Modellazione di un sito attivo enzimatico utilizzando Molecular Visualization Freeware

Published: December 25th, 2021

DOI:

10.3791/63170

1The University of Texas at Austin, 2Mount Mary University, 3College of St. Benedict/St. John’s University, 4Wabash College

Le capacità di visualizzazione biomolecolare sono fondamentali per comprendere i concetti chiave nelle scienze biologiche, come le relazioni struttura-funzione e le interazioni molecolari. Vari programmi consentono a uno studente di manipolare strutture 3D e la modellazione biomolecolare promuove l'apprendimento attivo, sviluppa abilità computazionali e colma il divario tra le immagini bidimensionali dei libri di testo e le tre dimensioni della vita. Un'abilità critica in quest'area è quella di modellare un sito attivo proteico, visualizzando parti della macromolecola che possono interagire con una piccola molecola, o ligando, in un modo che mostri le interazioni di legame.
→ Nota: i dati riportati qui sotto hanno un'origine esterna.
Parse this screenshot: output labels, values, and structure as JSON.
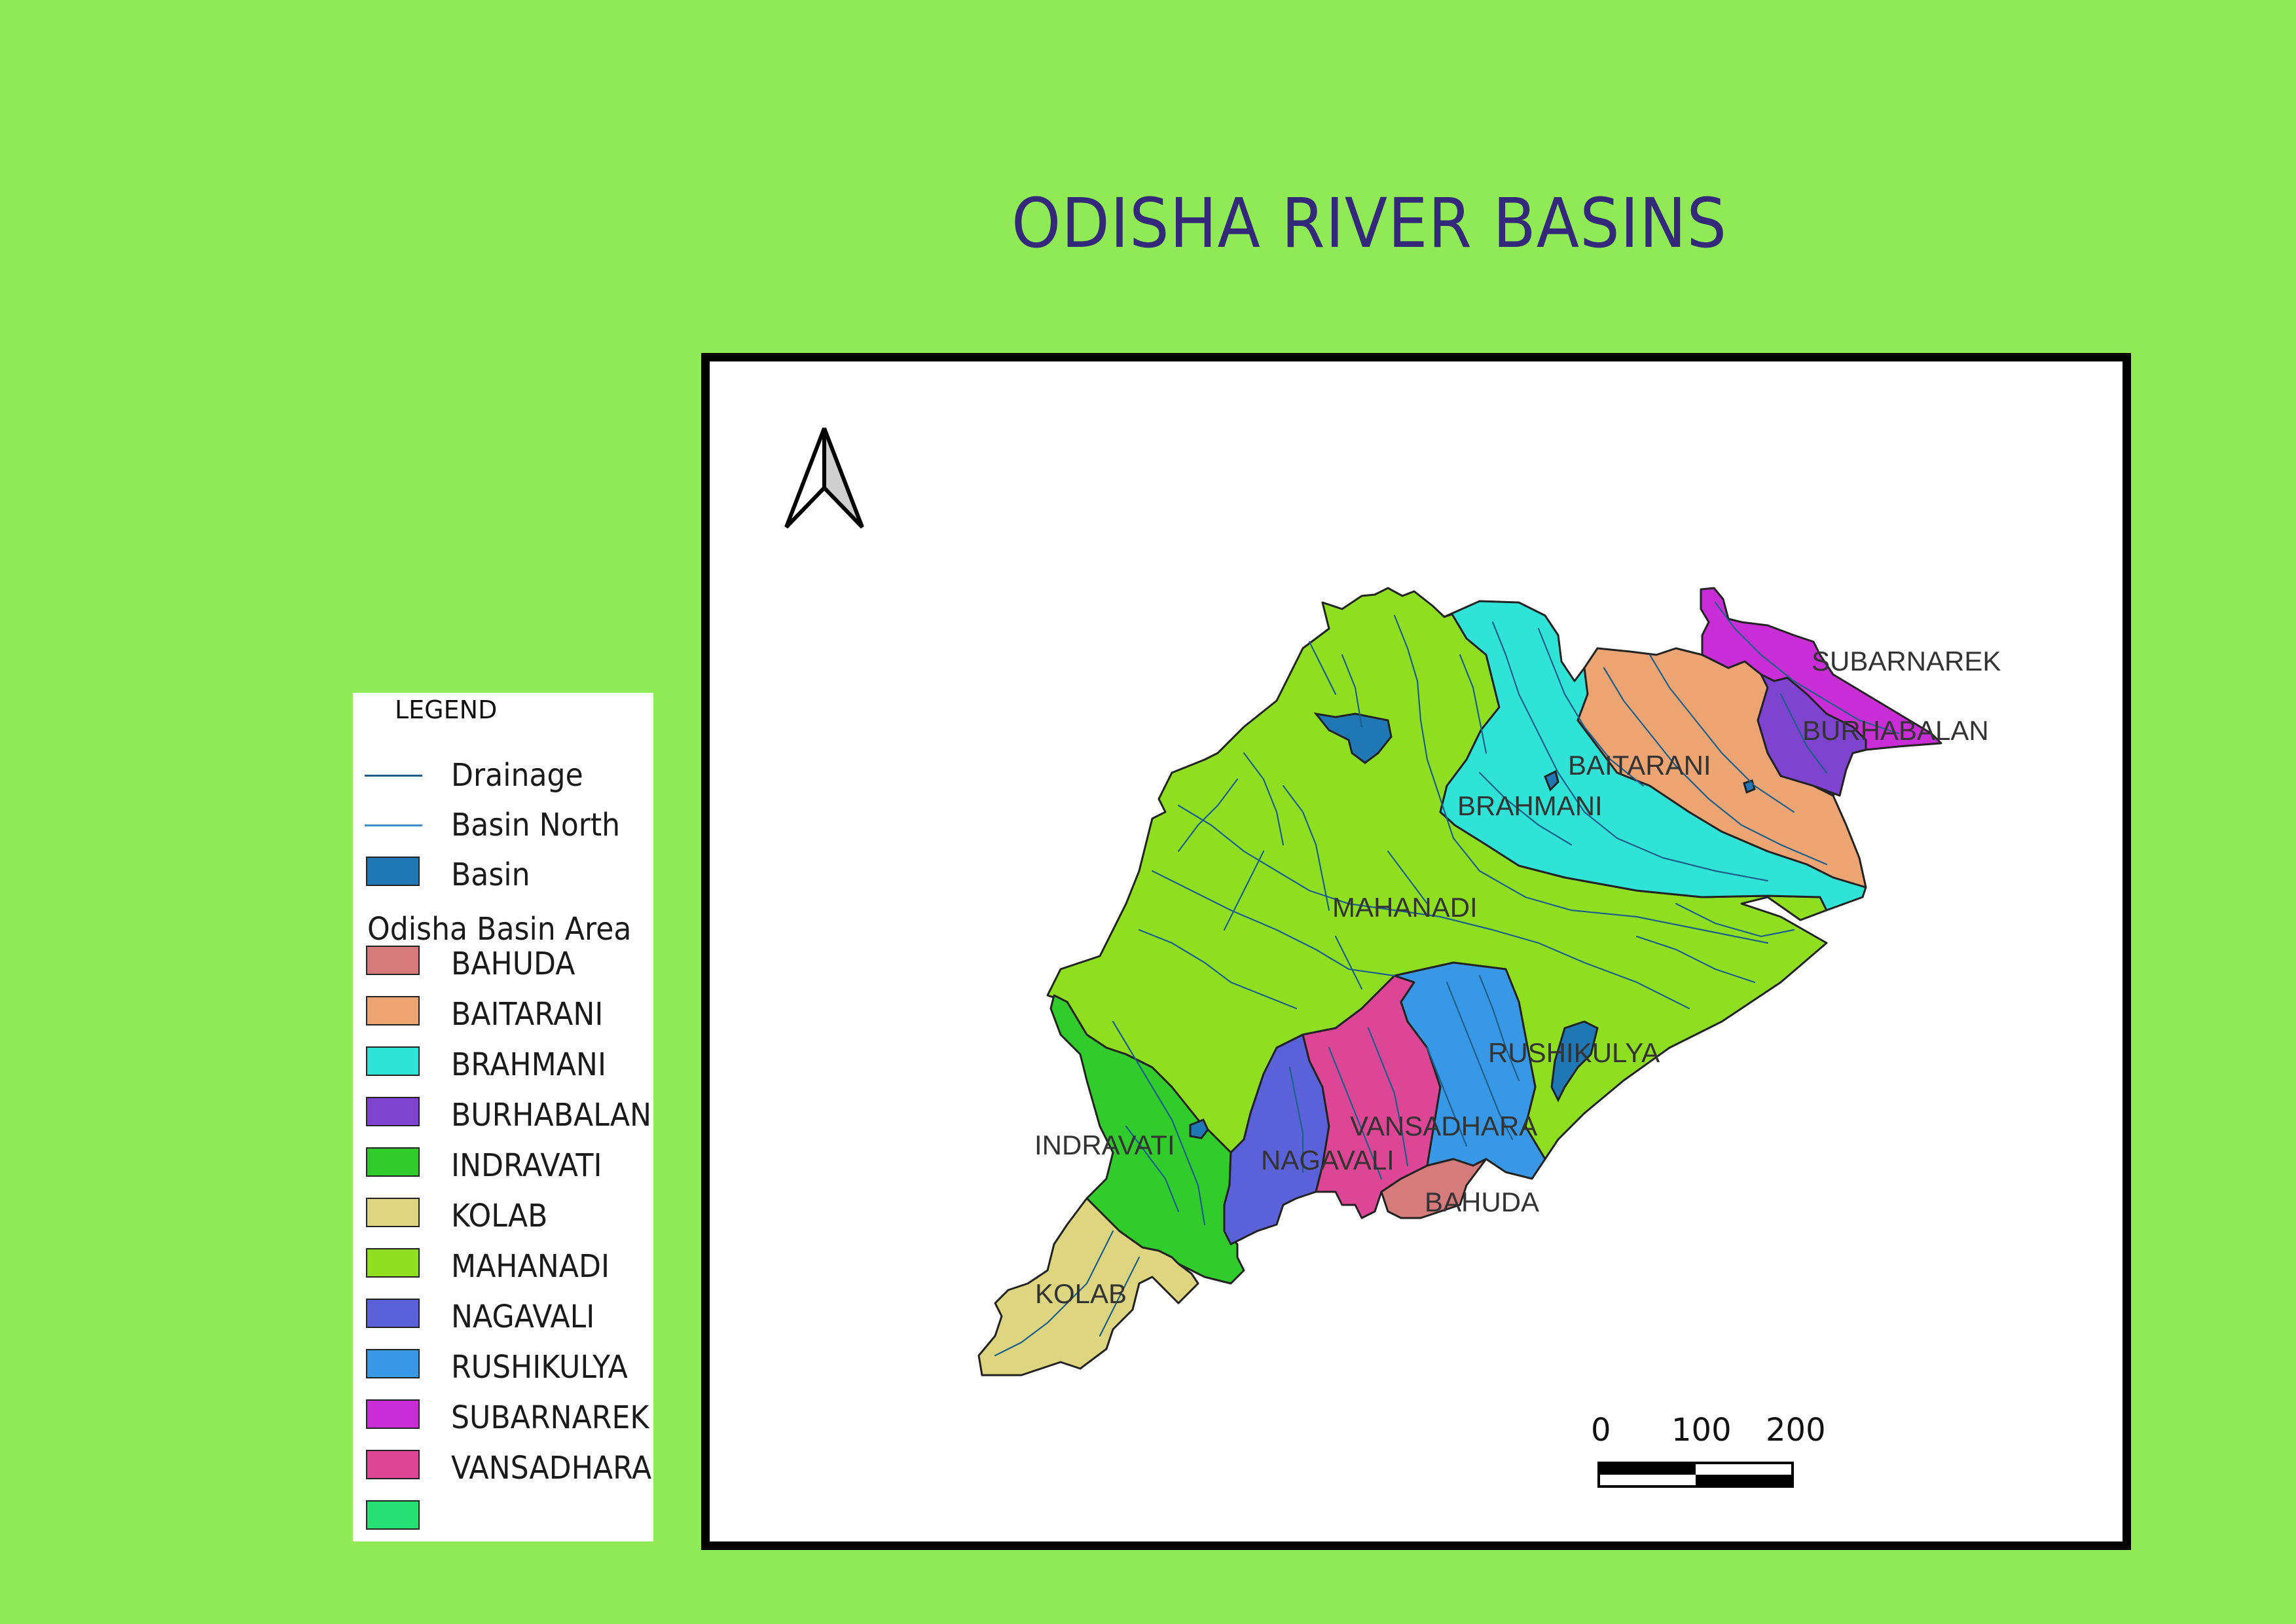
{
  "title": "ODISHA RIVER BASINS",
  "legend": {
    "heading": "LEGEND",
    "layers": [
      {
        "label": "Drainage",
        "color": "#1d5f8a",
        "kind": "line"
      },
      {
        "label": "Basin North",
        "color": "#3d8fd0",
        "kind": "line"
      },
      {
        "label": "Basin",
        "color": "#1f77b4",
        "kind": "fill"
      }
    ],
    "section_title": "Odisha Basin Area",
    "basins": [
      {
        "label": "BAHUDA",
        "color": "#d67b7b"
      },
      {
        "label": "BAITARANI",
        "color": "#eba472"
      },
      {
        "label": "BRAHMANI",
        "color": "#2fe3d6"
      },
      {
        "label": "BURHABALAN",
        "color": "#7f44cf"
      },
      {
        "label": "INDRAVATI",
        "color": "#31cc2b"
      },
      {
        "label": "KOLAB",
        "color": "#ddd57f"
      },
      {
        "label": "MAHANADI",
        "color": "#8fdf20"
      },
      {
        "label": "NAGAVALI",
        "color": "#5b62d9"
      },
      {
        "label": "RUSHIKULYA",
        "color": "#3998e6"
      },
      {
        "label": "SUBARNAREK",
        "color": "#c92ed6"
      },
      {
        "label": "VANSADHARA",
        "color": "#dd4595"
      },
      {
        "label": "",
        "color": "#26e073"
      }
    ]
  },
  "map": {
    "basin_labels": {
      "subarnarek": "SUBARNAREK",
      "burhabalan": "BURHABALAN",
      "baitarani": "BAITARANI",
      "brahmani": "BRAHMANI",
      "mahanadi": "MAHANADI",
      "rushikulya": "RUSHIKULYA",
      "vansadhara": "VANSADHARA",
      "indravati": "INDRAVATI",
      "nagavali": "NAGAVALI",
      "bahuda": "BAHUDA",
      "kolab": "KOLAB"
    },
    "north_arrow": "north-arrow-icon",
    "scale_bar": {
      "ticks": [
        "0",
        "100",
        "200"
      ]
    }
  }
}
In questo protocollo, descriviamo questo processo utilizzando quattro programmi di modellazione macromolecolare liberamente disponibili: iCn3D, Jmol / JSmol, PyMOL e UCSF ChimeraX. Questa guida è destinata agli studenti che cercano di apprendere le basi di un programma specifico, nonché agli istruttori che incorporano la modellazione biomolecolare nel loro curriculum. Il protocollo consente all'utente di modellare un sito attivo utilizzando un programma di visualizzazione specifico o di campionare molti dei programmi gratuiti disponibili. Il modello scelto per questo protocollo è la glucochinasi umana, un'isoforma dell'enzima esochinasi, che catalizza il primo passo della glicolisi. L'enzima è legato a uno dei suoi substrati, così come un analogo del substrato non reattivo, che consente all'utente di analizzare le interazioni nel complesso catalitico.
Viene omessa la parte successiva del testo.